A research team from the university obtained a patent certificate from the Saudi Authority for Intellectual Property for their innovation titled "A Method for Preparing Excipients from Date Waste." This method optimally utilizes date waste after extracting active ingredients to produce nano-sized excipients for pharmaceutical tablets, representing a new technology in the pharmaceutical field.
The research team led by Dr. Fahd bin Mohammed Al-Mandrij, with the participation of Dr. Thamer Ibrahim Rajab and Dr. Wael Abdelhafeez Shindy, succeeded in innovating this optimal method for using nanotechnology in the production of a crucial nano-sized pharmaceutical excipient with highly distinguished physical and chemical properties. According to this invention, it opens new horizons in the pharmaceutical industry, allowing for rapid delivery of active ingredients in a short time, as well as reducing the concentration of active ingredients. Studies of this excipient (crystalline nanocellulose) can also be recommended for use in the industry of anti-cancer drugs due to its distinguished properties in the speed and ease of delivering the active ingredient to the affected organ.
This innovation comes as part of the "University Staff Patent Registration Project," sponsored by His Excellency the President of the University, Professor Dr.

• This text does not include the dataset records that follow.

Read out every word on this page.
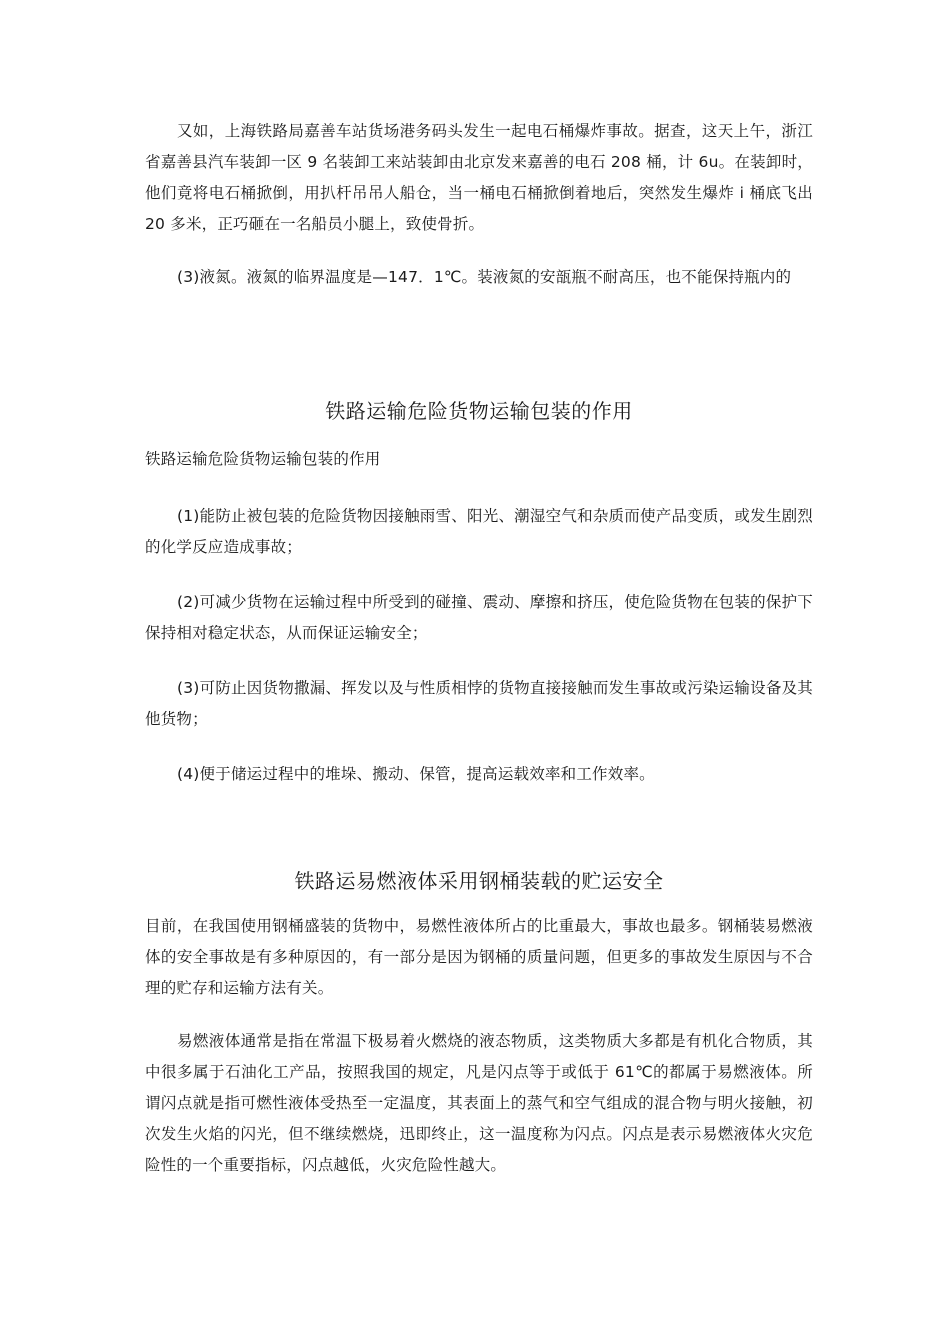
又如，上海铁路局嘉善车站货场港务码头发生一起电石桶爆炸事故。据查，这天上午，浙江省嘉善县汽车装卸一区 9 名装卸工来站装卸由北京发来嘉善的电石 208 桶，计 6u。在装卸时，他们竟将电石桶掀倒，用扒杆吊吊人船仓，当一桶电石桶掀倒着地后，突然发生爆炸 i 桶底飞出 20 多米，正巧砸在一名船员小腿上，致使骨折。

(3)液氮。液氮的临界温度是—147．1℃。装液氮的安瓿瓶不耐高压，也不能保持瓶内的

铁路运输危险货物运输包装的作用

铁路运输危险货物运输包装的作用

(1)能防止被包装的危险货物因接触雨雪、阳光、潮湿空气和杂质而使产品变质，或发生剧烈的化学反应造成事故；

(2)可减少货物在运输过程中所受到的碰撞、震动、摩擦和挤压，使危险货物在包装的保护下保持相对稳定状态，从而保证运输安全；

(3)可防止因货物撒漏、挥发以及与性质相悖的货物直接接触而发生事故或污染运输设备及其他货物；

(4)便于储运过程中的堆垛、搬动、保管，提高运载效率和工作效率。

铁路运易燃液体采用钢桶装载的贮运安全

目前，在我国使用钢桶盛装的货物中，易燃性液体所占的比重最大，事故也最多。钢桶装易燃液体的安全事故是有多种原因的，有一部分是因为钢桶的质量问题，但更多的事故发生原因与不合理的贮存和运输方法有关。

易燃液体通常是指在常温下极易着火燃烧的液态物质，这类物质大多都是有机化合物质，其中很多属于石油化工产品，按照我国的规定，凡是闪点等于或低于 61℃的都属于易燃液体。所谓闪点就是指可燃性液体受热至一定温度，其表面上的蒸气和空气组成的混合物与明火接触，初次发生火焰的闪光，但不继续燃烧，迅即终止，这一温度称为闪点。闪点是表示易燃液体火灾危险性的一个重要指标，闪点越低，火灾危险性越大。
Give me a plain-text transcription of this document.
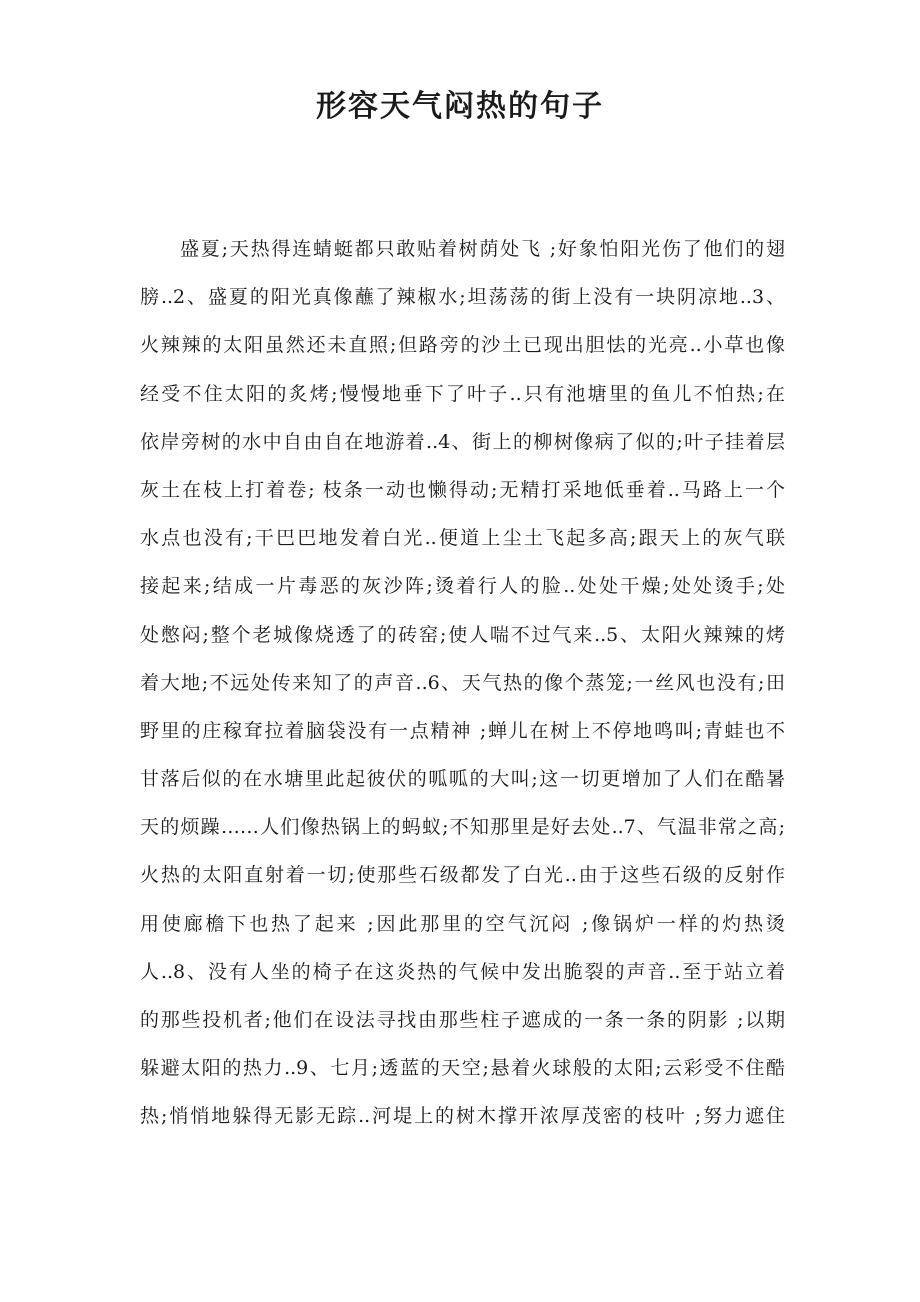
形容天气闷热的句子
盛夏;天热得连蜻蜓都只敢贴着树荫处飞 ;好象怕阳光伤了他们的翅
膀..2、盛夏的阳光真像蘸了辣椒水;坦荡荡的街上没有一块阴凉地..3、
火辣辣的太阳虽然还未直照;但路旁的沙土已现出胆怯的光亮..小草也像
经受不住太阳的炙烤;慢慢地垂下了叶子..只有池塘里的鱼儿不怕热;在
依岸旁树的水中自由自在地游着..4、街上的柳树像病了似的;叶子挂着层
灰土在枝上打着卷; 枝条一动也懒得动;无精打采地低垂着..马路上一个
水点也没有;干巴巴地发着白光..便道上尘土飞起多高;跟天上的灰气联
接起来;结成一片毒恶的灰沙阵;烫着行人的脸..处处干燥;处处烫手;处
处憋闷;整个老城像烧透了的砖窑;使人喘不过气来..5、太阳火辣辣的烤
着大地;不远处传来知了的声音..6、天气热的像个蒸笼;一丝风也没有;田
野里的庄稼耷拉着脑袋没有一点精神 ;蝉儿在树上不停地鸣叫;青蛙也不
甘落后似的在水塘里此起彼伏的呱呱的大叫;这一切更增加了人们在酷暑
天的烦躁……人们像热锅上的蚂蚁;不知那里是好去处..7、气温非常之高;
火热的太阳直射着一切;使那些石级都发了白光..由于这些石级的反射作
用使廊檐下也热了起来 ;因此那里的空气沉闷 ;像锅炉一样的灼热烫
人..8、没有人坐的椅子在这炎热的气候中发出脆裂的声音..至于站立着
的那些投机者;他们在设法寻找由那些柱子遮成的一条一条的阴影 ;以期
躲避太阳的热力..9、七月;透蓝的天空;悬着火球般的太阳;云彩受不住酷
热;悄悄地躲得无影无踪..河堤上的树木撑开浓厚茂密的枝叶 ;努力遮住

Abdulrahman bin Hamad Al-Dawood, and is one of the initiatives of the Vice Presidency for Graduate Studies and Scientific Research, represented by the Innovation and Intellectual Property Center. This project aims to improve the university's local and international ranking in the number of its registered patents, as well as to contribute to motivating university staff to transform their inventions and research ideas into protected products with economic returns. It is also noted that the protection document granted is one of the outputs of the funded research project within the institutional funding initiative of the Deanship of Scientific Research.